A sale price of 25 percent or more over asking price is almost common today in many neighborhoods. It is important to note here that properties are regularly priced 25 percent under their market value.
Yes, the Mission and Noe Valley are hot, but this is a busy location that is more than a few blocks from one of the corporate shuttles that create the golden eggs of San Francisco real estate. This sale made it more clear than ever that buyers are desperate to find homes in San Francisco, and they are willing to make hard choices to close a deal.
About this time I received an e-mail from a friend who read my May column in the Marina Times. My friend wrote, “I read your column and find it very informative, but a little depressing (if I was out there looking to buy). Think you need to do something to make prospective buyers feel they’d still have a chance.” I wrote back and told her, “Believe it or not I try to help buyers by providing information to help make the tough decisions necessary to buy a home.” The reality today is that the decisions buyers must make are not just “tough,” they are “really, really, really tough.”
Today the most important thing for buyers and sellers to know is that the federal government’s Consumer Financial Protection Bureau has come up with new mortgage disclosure forms that will affect every residential sale involving a loan, beginning August 2015. Federal law now requires an additional three-day delivery period and a three-day review period of the closing disclosures and loan estimates. Also, if there are changes, this will trigger another three-day review period.
The days of closing escrow on residential property in 15 or even 21 days are over when there is a mortgage involved. Closing escrow in 30 days or to be safe 45 days will become the rule after Aug. 1, 2015, if there is a loan. It is important for buyers who will be buying a home with a mortgage to check with their lender and their real estate agent now to find out exactly how this new law will affect them. One thing is certain: To avoid last-minute changes, buyer walk-throughs and review of all documents should be done well in advance of close of escrow. It is important to do everything possible to avoid delays.
Cash buyers have gained another edge up in the bidding process as a result of this new federal law. This is not good news for buyers in a city where escrows with cash sales close in as little as three days. Still, it is information everyone needs to know.

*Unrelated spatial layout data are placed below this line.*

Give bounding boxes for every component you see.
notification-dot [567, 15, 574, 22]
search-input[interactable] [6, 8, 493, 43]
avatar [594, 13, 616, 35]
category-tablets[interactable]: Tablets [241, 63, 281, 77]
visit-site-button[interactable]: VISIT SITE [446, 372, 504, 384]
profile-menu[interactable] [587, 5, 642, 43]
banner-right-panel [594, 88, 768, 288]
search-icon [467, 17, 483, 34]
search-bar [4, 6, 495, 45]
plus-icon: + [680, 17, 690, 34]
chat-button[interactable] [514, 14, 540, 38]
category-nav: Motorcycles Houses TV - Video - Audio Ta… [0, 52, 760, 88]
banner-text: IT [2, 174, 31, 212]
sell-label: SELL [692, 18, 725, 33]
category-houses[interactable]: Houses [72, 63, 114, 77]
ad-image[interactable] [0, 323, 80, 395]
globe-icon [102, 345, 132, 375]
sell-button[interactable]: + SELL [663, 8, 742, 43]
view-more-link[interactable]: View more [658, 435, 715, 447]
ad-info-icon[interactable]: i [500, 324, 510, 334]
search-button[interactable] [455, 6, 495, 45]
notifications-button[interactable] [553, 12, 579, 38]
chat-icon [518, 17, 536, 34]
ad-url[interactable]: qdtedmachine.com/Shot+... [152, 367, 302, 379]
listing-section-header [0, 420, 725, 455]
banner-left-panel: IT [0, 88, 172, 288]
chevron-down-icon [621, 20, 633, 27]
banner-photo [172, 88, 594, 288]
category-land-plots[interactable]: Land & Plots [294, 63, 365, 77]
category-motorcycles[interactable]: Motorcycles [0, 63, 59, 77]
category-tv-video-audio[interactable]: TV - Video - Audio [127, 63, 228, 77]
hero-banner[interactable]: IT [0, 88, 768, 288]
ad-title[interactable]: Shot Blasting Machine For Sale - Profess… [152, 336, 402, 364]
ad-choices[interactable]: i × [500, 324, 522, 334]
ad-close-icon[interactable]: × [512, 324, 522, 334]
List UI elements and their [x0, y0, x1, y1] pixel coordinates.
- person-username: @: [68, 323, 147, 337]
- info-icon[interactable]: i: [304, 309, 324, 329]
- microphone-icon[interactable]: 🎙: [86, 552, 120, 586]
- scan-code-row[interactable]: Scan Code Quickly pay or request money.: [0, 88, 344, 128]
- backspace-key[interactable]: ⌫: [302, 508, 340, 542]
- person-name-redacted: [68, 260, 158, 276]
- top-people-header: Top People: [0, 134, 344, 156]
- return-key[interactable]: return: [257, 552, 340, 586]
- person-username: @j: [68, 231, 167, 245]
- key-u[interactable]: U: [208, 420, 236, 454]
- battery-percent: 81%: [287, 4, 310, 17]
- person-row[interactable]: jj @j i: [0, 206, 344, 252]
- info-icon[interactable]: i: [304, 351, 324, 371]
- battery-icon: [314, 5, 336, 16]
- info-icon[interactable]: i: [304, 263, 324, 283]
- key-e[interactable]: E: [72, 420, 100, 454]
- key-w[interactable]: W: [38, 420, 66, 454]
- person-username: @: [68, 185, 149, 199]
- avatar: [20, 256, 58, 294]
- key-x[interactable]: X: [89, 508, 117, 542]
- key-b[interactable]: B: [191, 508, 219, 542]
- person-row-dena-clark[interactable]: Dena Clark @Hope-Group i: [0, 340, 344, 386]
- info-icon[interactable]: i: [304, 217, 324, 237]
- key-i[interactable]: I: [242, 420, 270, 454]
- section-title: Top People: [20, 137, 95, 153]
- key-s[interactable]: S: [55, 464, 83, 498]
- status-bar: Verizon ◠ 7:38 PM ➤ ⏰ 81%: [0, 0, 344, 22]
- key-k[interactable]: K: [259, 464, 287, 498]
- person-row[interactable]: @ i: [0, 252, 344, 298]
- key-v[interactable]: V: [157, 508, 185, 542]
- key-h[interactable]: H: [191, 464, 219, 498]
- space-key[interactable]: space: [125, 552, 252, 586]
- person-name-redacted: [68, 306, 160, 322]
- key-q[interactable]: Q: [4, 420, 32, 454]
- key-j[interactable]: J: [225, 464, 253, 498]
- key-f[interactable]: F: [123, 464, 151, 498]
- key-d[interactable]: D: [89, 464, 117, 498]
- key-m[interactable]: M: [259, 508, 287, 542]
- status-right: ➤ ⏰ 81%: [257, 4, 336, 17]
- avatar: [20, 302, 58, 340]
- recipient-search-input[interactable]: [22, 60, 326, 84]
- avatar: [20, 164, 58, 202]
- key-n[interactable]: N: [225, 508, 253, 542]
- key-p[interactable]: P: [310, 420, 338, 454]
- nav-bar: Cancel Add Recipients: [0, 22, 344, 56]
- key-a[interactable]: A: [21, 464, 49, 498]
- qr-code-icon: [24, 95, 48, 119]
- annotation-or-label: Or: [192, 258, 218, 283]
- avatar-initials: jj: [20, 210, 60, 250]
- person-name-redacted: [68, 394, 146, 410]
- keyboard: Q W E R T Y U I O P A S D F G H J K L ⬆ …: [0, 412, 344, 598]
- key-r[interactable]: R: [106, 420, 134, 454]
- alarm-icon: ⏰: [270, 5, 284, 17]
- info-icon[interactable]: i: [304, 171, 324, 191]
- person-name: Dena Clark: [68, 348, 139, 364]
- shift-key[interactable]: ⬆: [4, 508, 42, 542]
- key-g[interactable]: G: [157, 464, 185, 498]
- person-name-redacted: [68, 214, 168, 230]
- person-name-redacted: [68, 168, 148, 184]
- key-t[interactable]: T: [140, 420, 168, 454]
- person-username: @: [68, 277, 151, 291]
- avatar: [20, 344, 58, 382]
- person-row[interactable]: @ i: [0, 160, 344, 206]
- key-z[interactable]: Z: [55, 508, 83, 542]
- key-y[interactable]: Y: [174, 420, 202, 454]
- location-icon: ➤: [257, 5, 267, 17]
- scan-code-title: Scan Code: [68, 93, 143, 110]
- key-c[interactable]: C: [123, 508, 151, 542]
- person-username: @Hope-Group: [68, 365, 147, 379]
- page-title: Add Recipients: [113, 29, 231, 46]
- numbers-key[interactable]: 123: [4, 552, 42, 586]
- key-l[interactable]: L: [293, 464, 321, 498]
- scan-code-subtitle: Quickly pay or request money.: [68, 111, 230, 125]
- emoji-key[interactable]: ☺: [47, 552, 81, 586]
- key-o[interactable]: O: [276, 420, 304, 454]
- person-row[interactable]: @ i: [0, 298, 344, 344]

A possible work-around for some lucky buyers is to make a cash offer, close escrow, and then do an immediate refinance taking back the cash. Cash might come from a short-term loan from a retirement fund, family, or anywhere else where short-term money might be available. It is absolutely necessary to check with your lender to find out if it has a program to address this situation. If not, check with me and I will provide lenders who can help. In any case, it is also important that you follow IRS rules on short-term loans. Be sure to check with your accountant or tax attorney and your title company to make sure the correct loan documents are completed.
Here I would caution sellers to think twice before jumping on a cash offer just because it is cash. It is important for sellers to think closely about the terms of each offer received. Banks are still in the business of loaning money, and buyers are still just as eager to buy homes. Plus, the bulk of offers today come with a mortgage as part of the deal. Remember the bank’s money is good, too!
To end on a positive note, here are the words of one of my clients in response to a suggestion I made to look at a home in Mission Terrace near the freeway. “We are willing to compromise on things like yard size, number of bedrooms, bathrooms, ancient kitchens, etc., but not on air quality.” It is important to know your priorities. This will speed up the process of buying a home.
Also keep in mind the time honored real estate mantra: Location, location, location. Think positive: Remember that if you buy a smaller home it will cost less to maintain.